Nuevo enfoque

Nuevo enfoque

El país ha venido aplicando básicamente un modelo de desarrollo muy influenciado por el de los países ricos e industrializados del mundo occidental, con la diferencia que en ellos la política económica no ha conducido a la exclusión de tan significativo porcentaje de sus pobladores como en el nuestro. Es cierto, el país económicamente ha crecido y ciertos sectores avanzan modernizándose, lo cual está muy bien, pero los beneficios se han concentrado enormemente creando una indeseable inequidad social.

08 de febrero 2007 , 12:00 a.m.

Esa inequidad se refleja, entre otros síntomas, en los deficientes niveles de educación y salud en que se encuentra una parte de la población; en la existencia de un 50 por ciento de los colombianos viviendo en la pobreza y de ellos el 20 por ciento en la miseria; en que en la actualidad haya cerca de dos millones y medio de desempleados, y que un importante número de colombianos capacitados hayan tenido que emigrar en busca de las oportunidades que aquí no encuentran.

Sin duda, si queremos llegar a tener una paz estable y una ciudadanía conviviendo pacíficamente, la actual realidad social tiene que cambiar. Pero ese cambio va a requerir de una sociedad más comprometida con el futuro de la nación. Tengamos en cuenta que la indiferencia ciudadana facilitó la consolidación del clientelismo delictivo, que a su turno hizo posible la rápida organización del narcotráfico, llevando al país a la deplorable y vergonzosa situación actual.

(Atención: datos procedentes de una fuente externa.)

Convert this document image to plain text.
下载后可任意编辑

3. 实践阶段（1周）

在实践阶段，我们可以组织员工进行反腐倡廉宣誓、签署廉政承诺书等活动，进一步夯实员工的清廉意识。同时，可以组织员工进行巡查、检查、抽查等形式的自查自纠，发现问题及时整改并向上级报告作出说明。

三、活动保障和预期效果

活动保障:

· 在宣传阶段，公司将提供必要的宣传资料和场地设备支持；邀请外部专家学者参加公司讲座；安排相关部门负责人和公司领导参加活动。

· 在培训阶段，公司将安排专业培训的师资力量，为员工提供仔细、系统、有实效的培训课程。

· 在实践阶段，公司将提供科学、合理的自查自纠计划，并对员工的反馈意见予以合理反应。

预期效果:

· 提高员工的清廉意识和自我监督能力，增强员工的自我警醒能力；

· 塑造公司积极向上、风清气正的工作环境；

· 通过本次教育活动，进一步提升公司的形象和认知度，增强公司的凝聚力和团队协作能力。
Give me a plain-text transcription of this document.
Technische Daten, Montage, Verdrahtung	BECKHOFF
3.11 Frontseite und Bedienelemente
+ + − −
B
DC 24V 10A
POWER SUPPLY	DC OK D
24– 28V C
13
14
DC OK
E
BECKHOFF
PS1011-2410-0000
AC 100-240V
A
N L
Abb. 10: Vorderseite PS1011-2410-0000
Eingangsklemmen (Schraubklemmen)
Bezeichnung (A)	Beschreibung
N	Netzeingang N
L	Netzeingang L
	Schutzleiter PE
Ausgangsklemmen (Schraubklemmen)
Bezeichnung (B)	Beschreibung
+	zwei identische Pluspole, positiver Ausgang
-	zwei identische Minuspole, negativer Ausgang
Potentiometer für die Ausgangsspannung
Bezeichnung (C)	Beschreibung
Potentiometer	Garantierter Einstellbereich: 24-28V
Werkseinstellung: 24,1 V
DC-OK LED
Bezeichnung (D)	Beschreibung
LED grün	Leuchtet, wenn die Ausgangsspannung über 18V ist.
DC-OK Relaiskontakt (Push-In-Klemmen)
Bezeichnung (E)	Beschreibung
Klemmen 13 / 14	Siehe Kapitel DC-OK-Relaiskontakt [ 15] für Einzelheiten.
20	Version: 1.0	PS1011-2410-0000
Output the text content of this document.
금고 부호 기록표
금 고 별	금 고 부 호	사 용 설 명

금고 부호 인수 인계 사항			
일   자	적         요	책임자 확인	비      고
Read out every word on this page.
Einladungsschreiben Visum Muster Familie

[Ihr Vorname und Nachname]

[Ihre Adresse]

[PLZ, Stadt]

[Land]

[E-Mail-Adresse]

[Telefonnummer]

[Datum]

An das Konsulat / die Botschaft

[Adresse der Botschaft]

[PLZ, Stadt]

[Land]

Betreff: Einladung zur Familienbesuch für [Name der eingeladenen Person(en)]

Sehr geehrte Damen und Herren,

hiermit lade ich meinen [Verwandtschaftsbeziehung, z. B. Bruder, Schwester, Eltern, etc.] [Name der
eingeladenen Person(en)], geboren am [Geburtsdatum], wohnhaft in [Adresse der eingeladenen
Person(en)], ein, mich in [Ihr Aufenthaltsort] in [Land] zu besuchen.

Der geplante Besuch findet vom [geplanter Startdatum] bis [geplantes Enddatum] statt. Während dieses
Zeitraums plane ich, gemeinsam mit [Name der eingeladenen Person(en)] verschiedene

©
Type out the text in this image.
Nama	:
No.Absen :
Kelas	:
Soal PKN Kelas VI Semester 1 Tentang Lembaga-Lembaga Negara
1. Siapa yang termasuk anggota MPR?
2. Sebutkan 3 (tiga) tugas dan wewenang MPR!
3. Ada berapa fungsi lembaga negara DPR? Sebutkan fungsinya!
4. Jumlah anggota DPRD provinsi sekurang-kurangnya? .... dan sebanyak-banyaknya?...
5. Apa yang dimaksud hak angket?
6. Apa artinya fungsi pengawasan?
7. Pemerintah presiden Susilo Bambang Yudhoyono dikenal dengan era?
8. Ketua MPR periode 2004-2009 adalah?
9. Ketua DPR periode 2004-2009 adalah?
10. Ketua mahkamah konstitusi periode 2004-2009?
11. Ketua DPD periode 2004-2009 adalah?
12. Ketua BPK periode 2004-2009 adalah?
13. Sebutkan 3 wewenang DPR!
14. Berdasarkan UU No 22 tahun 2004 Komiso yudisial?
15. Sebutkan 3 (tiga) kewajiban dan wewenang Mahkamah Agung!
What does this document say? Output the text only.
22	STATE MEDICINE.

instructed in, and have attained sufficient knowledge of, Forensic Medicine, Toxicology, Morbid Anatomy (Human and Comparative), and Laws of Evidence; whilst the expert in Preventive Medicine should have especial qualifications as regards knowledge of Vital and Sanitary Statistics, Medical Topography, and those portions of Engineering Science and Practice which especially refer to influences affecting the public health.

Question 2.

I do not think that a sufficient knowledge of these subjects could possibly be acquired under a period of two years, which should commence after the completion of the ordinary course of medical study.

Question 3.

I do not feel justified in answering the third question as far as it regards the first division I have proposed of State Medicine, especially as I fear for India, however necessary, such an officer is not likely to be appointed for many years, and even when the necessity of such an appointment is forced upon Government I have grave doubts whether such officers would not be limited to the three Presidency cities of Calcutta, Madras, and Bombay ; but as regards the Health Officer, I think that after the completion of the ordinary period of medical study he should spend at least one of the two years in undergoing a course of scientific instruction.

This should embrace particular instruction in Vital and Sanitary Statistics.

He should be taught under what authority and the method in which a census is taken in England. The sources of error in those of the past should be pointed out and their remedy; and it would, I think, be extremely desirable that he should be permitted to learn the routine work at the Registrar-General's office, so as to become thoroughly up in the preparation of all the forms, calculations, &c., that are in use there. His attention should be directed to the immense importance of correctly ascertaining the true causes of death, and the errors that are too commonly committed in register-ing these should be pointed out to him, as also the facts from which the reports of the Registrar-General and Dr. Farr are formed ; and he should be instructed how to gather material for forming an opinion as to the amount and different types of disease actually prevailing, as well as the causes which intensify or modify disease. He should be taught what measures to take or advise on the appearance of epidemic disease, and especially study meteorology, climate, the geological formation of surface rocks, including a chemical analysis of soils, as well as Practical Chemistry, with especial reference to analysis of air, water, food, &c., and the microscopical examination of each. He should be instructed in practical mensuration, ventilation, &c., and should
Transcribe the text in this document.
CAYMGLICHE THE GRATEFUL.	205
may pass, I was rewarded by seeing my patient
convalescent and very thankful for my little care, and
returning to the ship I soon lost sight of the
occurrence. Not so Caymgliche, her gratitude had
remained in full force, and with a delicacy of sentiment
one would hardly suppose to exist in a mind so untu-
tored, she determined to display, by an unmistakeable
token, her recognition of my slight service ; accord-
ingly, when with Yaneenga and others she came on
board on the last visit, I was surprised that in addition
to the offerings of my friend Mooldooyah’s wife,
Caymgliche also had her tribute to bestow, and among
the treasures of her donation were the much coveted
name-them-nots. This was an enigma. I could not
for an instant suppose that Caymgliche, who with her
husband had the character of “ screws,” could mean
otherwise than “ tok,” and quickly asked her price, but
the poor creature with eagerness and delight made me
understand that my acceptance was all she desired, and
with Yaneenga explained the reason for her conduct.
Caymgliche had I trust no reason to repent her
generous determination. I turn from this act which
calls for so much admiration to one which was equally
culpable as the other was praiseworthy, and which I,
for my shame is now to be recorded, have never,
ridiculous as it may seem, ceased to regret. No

En cuanto a la economía, un nuevo enfoque es necesario. Las medidas que se adopten tienen que tener en cuenta nuestra realidad y las circunstancias que la determinan, que difieren mucho de las de los países desarrollados. Por ejemplo, si se trata de generar el empleo necesario para ocupar productivamente a la población desempleada y subempleada, en su mayoría de bajos niveles de educación y capacitación, ello no será posible tan solo con el sector que se moderniza, pero sí se podrá complementándolo con la construcción de la infraestructura indicada para desarrollar productivamente las vastas zonas inexploradas del territorio nacional.

Este ejemplo sirve para indicar que la solución de los problemas está condicionada por las propias circunstancias internas. De ninguna manera porque esté en contra de la modernización. Por el contrario, creo en la conveniencia de modernizar la economía para poder competir internacionalmente, asimilando tecnologías y mejorando la productividad.

Tarea que corresponde fundamentalmente al sector privado, apoyado por el gobierno. Pero en una sociedad dual como la nuestra, en la cual un alto porcentaje de su población queda marginado de los beneficios del desarrollo, el Estado debe darle prioridad en sus preocupaciones y en la asignación de sus recursos a la solución de los problemas del sector marginado, lo cual no significa que descuide el sector que se moderniza. Simplemente, estaría dándole cumplimiento a su obligación de velar por el bienestar general.

Sobre un nuevo enfoque es mucho lo que hay que analizar y debatir, y en ello continuaremos participando. El país tiene que encontrar el rumbo que le permita acabar con el dualismo y, en general, superar la difícil situación actual. De actuar consciente y mancomunadamente podemos lograrlo, estoy seguro de ello.

En una sociedad dual como la nuestra, el Estado debe darle prioridad en sus preocupaciones”.